2. Pengelolaan benda tajam
Benda tajam sangat berisiko untuk menyebabkan perlukaan sehingga meningkatkan terjadinya penularan penyakit melalui kontak darah, untuk menghindari perlukaan atau kecelakan kerja maka semua benda tajam harus digunakan sekali pakai, dengan demikian jarum suntik bekas tidak boleh digunakan lagi. Tidak dianjurkan untuk melakukan daur ulang atas pertimbangan penghematan karena 17 % kecelakan kerja disebabkan oleh luka tusukan sebelum atau selama pemakaian.
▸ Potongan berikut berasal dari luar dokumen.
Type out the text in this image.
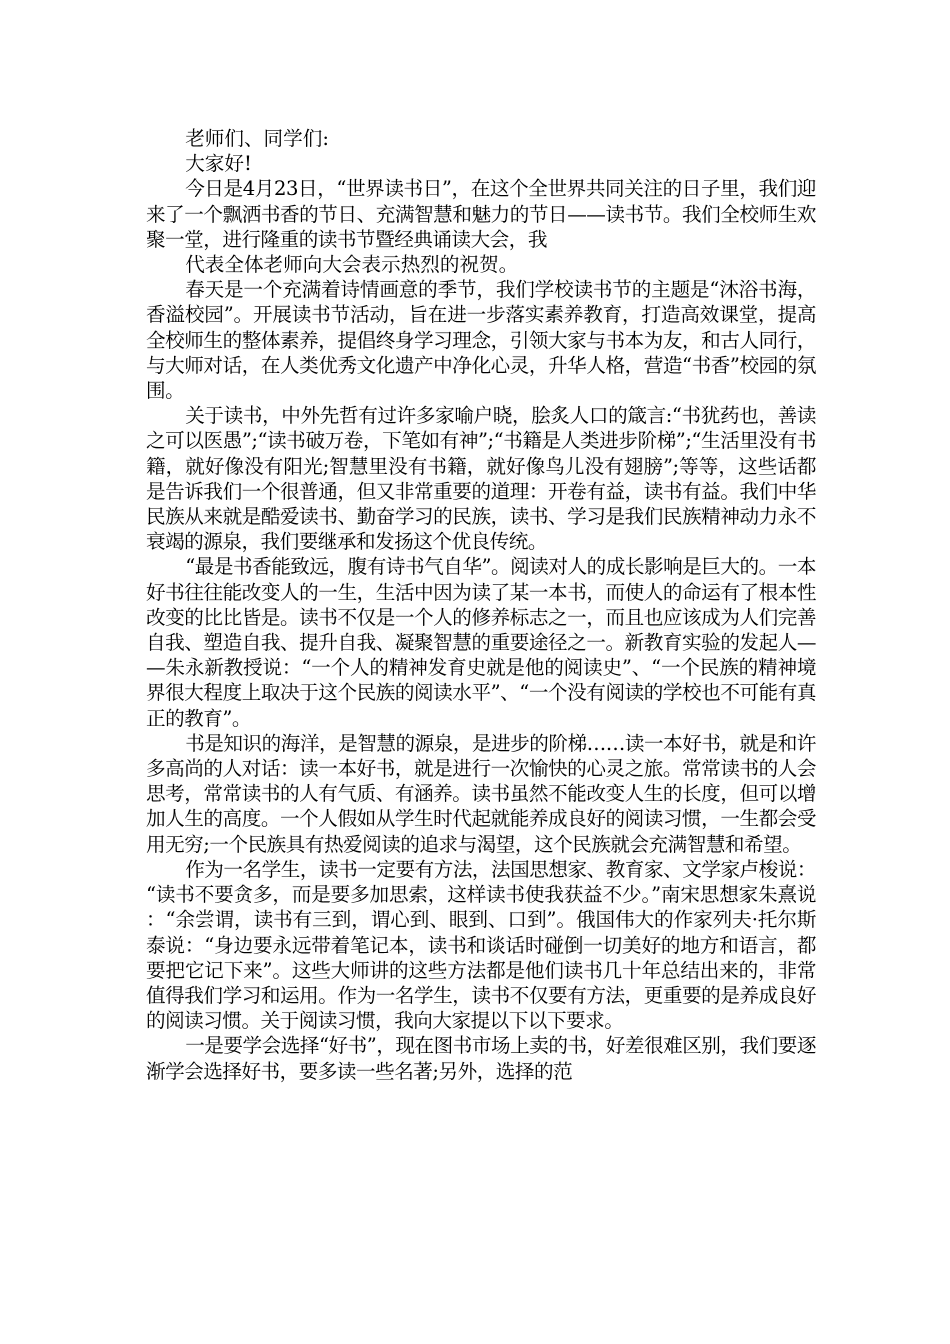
老师们、同学们:

大家好!

今日是4月23日，“世界读书日”，在这个全世界共同关注的日子里，我们迎来了一个飘洒书香的节日、充满智慧和魅力的节日——读书节。我们全校师生欢聚一堂，进行隆重的读书节暨经典诵读大会，我

代表全体老师向大会表示热烈的祝贺。

春天是一个充满着诗情画意的季节，我们学校读书节的主题是“沐浴书海，香溢校园”。开展读书节活动，旨在进一步落实素养教育，打造高效课堂，提高全校师生的整体素养，提倡终身学习理念，引领大家与书本为友，和古人同行，与大师对话，在人类优秀文化遗产中净化心灵，升华人格，营造“书香”校园的氛围。

关于读书，中外先哲有过许多家喻户晓，脍炙人口的箴言:“书犹药也，善读之可以医愚”;“读书破万卷，下笔如有神”;“书籍是人类进步阶梯”;“生活里没有书籍，就好像没有阳光;智慧里没有书籍，就好像鸟儿没有翅膀”;等等，这些话都是告诉我们一个很普通，但又非常重要的道理：开卷有益，读书有益。我们中华民族从来就是酷爱读书、勤奋学习的民族，读书、学习是我们民族精神动力永不衰竭的源泉，我们要继承和发扬这个优良传统。

“最是书香能致远，腹有诗书气自华”。阅读对人的成长影响是巨大的。一本好书往往能改变人的一生，生活中因为读了某一本书，而使人的命运有了根本性改变的比比皆是。读书不仅是一个人的修养标志之一，而且也应该成为人们完善自我、塑造自我、提升自我、凝聚智慧的重要途径之一。新教育实验的发起人——朱永新教授说：“一个人的精神发育史就是他的阅读史”、“一个民族的精神境界很大程度上取决于这个民族的阅读水平”、“一个没有阅读的学校也不可能有真正的教育”。

书是知识的海洋，是智慧的源泉，是进步的阶梯……读一本好书，就是和许多高尚的人对话：读一本好书，就是进行一次愉快的心灵之旅。常常读书的人会思考，常常读书的人有气质、有涵养。读书虽然不能改变人生的长度，但可以增加人生的高度。一个人假如从学生时代起就能养成良好的阅读习惯，一生都会受用无穷;一个民族具有热爱阅读的追求与渴望，这个民族就会充满智慧和希望。

作为一名学生，读书一定要有方法，法国思想家、教育家、文学家卢梭说：“读书不要贪多，而是要多加思索，这样读书使我获益不少。”南宋思想家朱熹说：“余尝谓，读书有三到，谓心到、眼到、口到”。俄国伟大的作家列夫·托尔斯泰说：“身边要永远带着笔记本，读书和谈话时碰倒一切美好的地方和语言，都要把它记下来”。这些大师讲的这些方法都是他们读书几十年总结出来的，非常值得我们学习和运用。作为一名学生，读书不仅要有方法，更重要的是养成良好的阅读习惯。关于阅读习惯，我向大家提以下以下要求。

一是要学会选择“好书”，现在图书市场上卖的书，好差很难区别，我们要逐渐学会选择好书，要多读一些名著;另外，选择的范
Salah satu contoh cara yang dianjurkan untuk mencegah perlukaan akibat penggunaan jarum suntik yaitu jarum suntuik tersebut langsung dibuang ke tempat sementaranya tanpa menyentuh atau memanipulasi bagian tajamnya seperti dibengkokkan, dipatahkan atau ditutup kembali. Jika jarum terpaksa ditutup kembali, gunakanlah cara penutupan jarum dengan satu tangan untuk mencegah jari tertusuk jarum.